Inscape

Hopkins with his fine eye & excruciated tone would stare a thing down until its thing-ness dissolved into a kind of essentiality; not precisely its own essence, but a marriage of both its individuated & its general modes of being. A kind of auratic wavering that ghosts a thing. He'd spy a knotted chestnut tree, or a gust roiling over grain-tops, & in each subtle motion & after exacting witness there would come to the forefront of consciousness the apophantic moment, the rising at the same time of the thing & the self. Coupled thus with the world, Hopkins felt the embrace of his god, in the dissolution of a border between self & self's alterity.
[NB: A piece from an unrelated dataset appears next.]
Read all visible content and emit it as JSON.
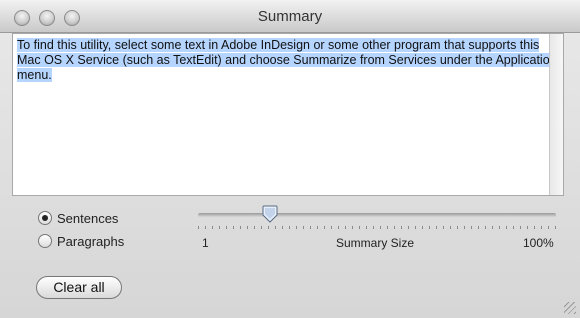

What seems critical of a sudden is that never for one moment did his inscaping demand an absented sense of self, never did it hush the quiet storm within his own rising chest. He was an essential part of the world's universality, as much as the kingfisher or the carrion or the Deutschland splintered against the loaming stones. Awe for the natural world leads to strange compulsions, to inclinations towards a kind of self-release, as if we could vanish somehow in our environs, as if we put ourselves aside upon entering into a forest & resumed our regular selfhood upon exiting. We want unblemished exultation, unbesmirched simplicity, to use a Bronte term. & though we feel its thrum within, we think it somehow the enervation of something exterior to us rather than a natural sympathy arising within ourselves. We think it the mood cast by anteriority instead of a kind of homeostatic rising wherein our being meets its environs halfway. Put me in a city & my being deflates, sullies, turns curt & bothered, noisy & frantic. Put me in a forest & it turns quiet, calm & contemplative. We are transactors & things transacted at once, & our commerce ought to be cleanly brought about. We will meet with our surroundings on terms dictated by both parties. I suppose this is all to say that I've the patience to navigate the fine contours of a chestnut more than I have to count the cars on the turnpike. It's a wonder we made it through.